President Trump and Education Secretary Betsy DeVos. (Jabin Botsford/The Washington Post)

The Education Department is going to miss a self-imposed deadline to deliver new rules governing how for-profit colleges and universities should deal with their students. But critics of Education Secretary Betsy DeVos say the delay is actually a good thing for students.

Last year, DeVos suspended an Obama-era policy that relieves students of all federal loans if a school used illegal or deceptive tactics to persuade students to borrow money to attend. The policy is known as the “borrower defense to repayment” regulation. It was supposed to take effect July 1, 2017, but DeVos delayed it and said her department would write its own rule by Nov. 1, 2018.

DeVos and the department last month lost a lawsuit that had been filed by the attorneys general of nearly 20 states and the District of Columbia, charging that she had improperly delayed implementation of the regulation. A judge is expected to rule next week on whether the Obama-era regulation should be reinstated, at least until the Education Department completes the rule-writing process and implements its own policy.

Bloomberg reported, however, that the Nov. 1 deadline for a final rule would be delayed. A Trump administration official confirmed that the Education Department had received more than 38,000 comments on the borrower defense rules and needs more time to review them.

The department is also missing a deadline for a final rule on what is known as “gainful employment.” It requires that action be taken — including possible expulsion from the federal student aid program — against vocational programs whose graduates leave with heavy student-loan debt. Ninety-eight percent of the programs with high rates of untenable student debt are offered by for-profit colleges.

The Obama administration put forth both rules largely to help students of color who disproportionately enroll in for-profit schools, take out loans, fail to graduate and default on the debt.

When DeVos first delayed implementation of the borrower defense rule last year, critics said she was caving in to for-profit colleges, which lobbied against the rules implemented under President Barack Obama. DeVos said the rules were misguided and promised the regulations from her department would protect colleges and students. Critics accused DeVos of selling out students to help for-profit colleges stay in business.

It is now appears likely that the Obama-era regulations will be reinstated, at least temporarily.
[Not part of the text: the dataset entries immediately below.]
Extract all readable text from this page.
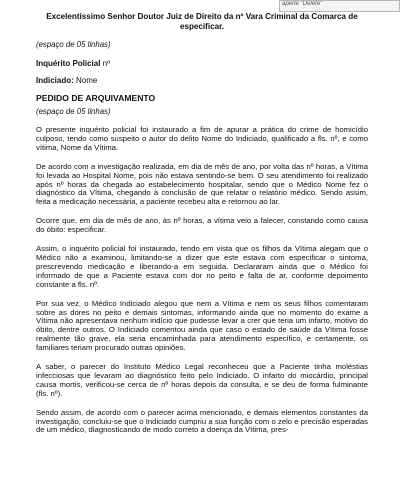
aperte "Delete"
Excelentíssimo Senhor Doutor Juiz de Direito da nº Vara Criminal da Comarca de especificar.
(espaço de 05 linhas)
Inquérito Policial nº
Indiciado: Nome
PEDIDO DE ARQUIVAMENTO
(espaço de 05 linhas)

O presente inquérito policial foi instaurado a fim de apurar a prática do crime de homicídio culposo, tendo como suspeito o autor do delito Nome do Indiciado, qualificado a fls. nº, e como vítima, Nome da Vítima.

De acordo com a investigação realizada, em dia de mês de ano, por volta das nº horas, a Vítima foi levada ao Hospital Nome, pois não estava sentindo-se bem. O seu atendimento foi realizado após nº horas da chegada ao estabelecimento hospitalar, sendo que o Médico Nome fez o diagnóstico da Vítima, chegando à conclusão de que relatar o relatório médico. Sendo assim, feita a medicação necessária, a paciente recebeu alta e retornou ao lar.

Ocorre que, em dia de mês de ano, às nº horas, a vítima veio a falecer, constando como causa do óbito: especificar.

Assim, o inquérito policial foi instaurado, tendo em vista que os filhos da Vítima alegam que o Médico não a examinou, limitando-se a dizer que este estava com especificar o sintoma, prescrevendo medicação e liberando-a em seguida. Declararam ainda que o Médico foi informado de que a Paciente estava com dor no peito e falta de ar, conforme depoimento constante a fls. nº.

Por sua vez, o Médico Indiciado alegou que nem a Vítima e nem os seus filhos comentaram sobre as dores no peito e demais sintomas, informando ainda que no momento do exame a Vítima não apresentava nenhum indício que pudesse levar a crer que teria um infarto, motivo do óbito, dentre outros. O Indiciado comentou ainda que caso o estado de saúde da Vítima fosse realmente tão grave, ela seria encaminhada para atendimento específico, e certamente, os familiares teriam procurado outras opiniões.

A saber, o parecer do Instituto Médico Legal reconheceu que a Paciente tinha moléstias infecciosas que levaram ao diagnóstico feito pelo Indiciado. O infarto do miocárdio, principal causa mortis, verificou-se cerca de nº horas depois da consulta, e se deu de forma fulminante (fls. nº).

Sendo assim, de acordo com o parecer acima mencionado, e demais elementos constantes da investigação, concluiu-se que o Indiciado cumpriu a sua função com o zelo e precisão esperadas de um médico, diagnosticando de modo correto a doença da Vítima, pres-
The delay is good news for students who attend for-profit colleges, according to Robert Shireman, senior fellow at the nonprofit Century Foundation and former deputy undersecretary of education in the Obama administration. He said in a statement:

The delay of DeVos’s proposed scrapping of the borrower defense and gainful employment rules means that, at least for now, predatory colleges won’t be able to rip off students with impunity. This is a victory for student borrowers, for American taxpayers, and for accountability. But let’s be clear: the Trump administration didn’t do this out of the goodness of their hearts. They were forced to — by advocacy groups that sued and won in federal court, by experts who voiced concerned over the unconscionable proposals, and by tens of thousands of Americans, many of them victims, who spoke up and submitted comments to the department in opposition.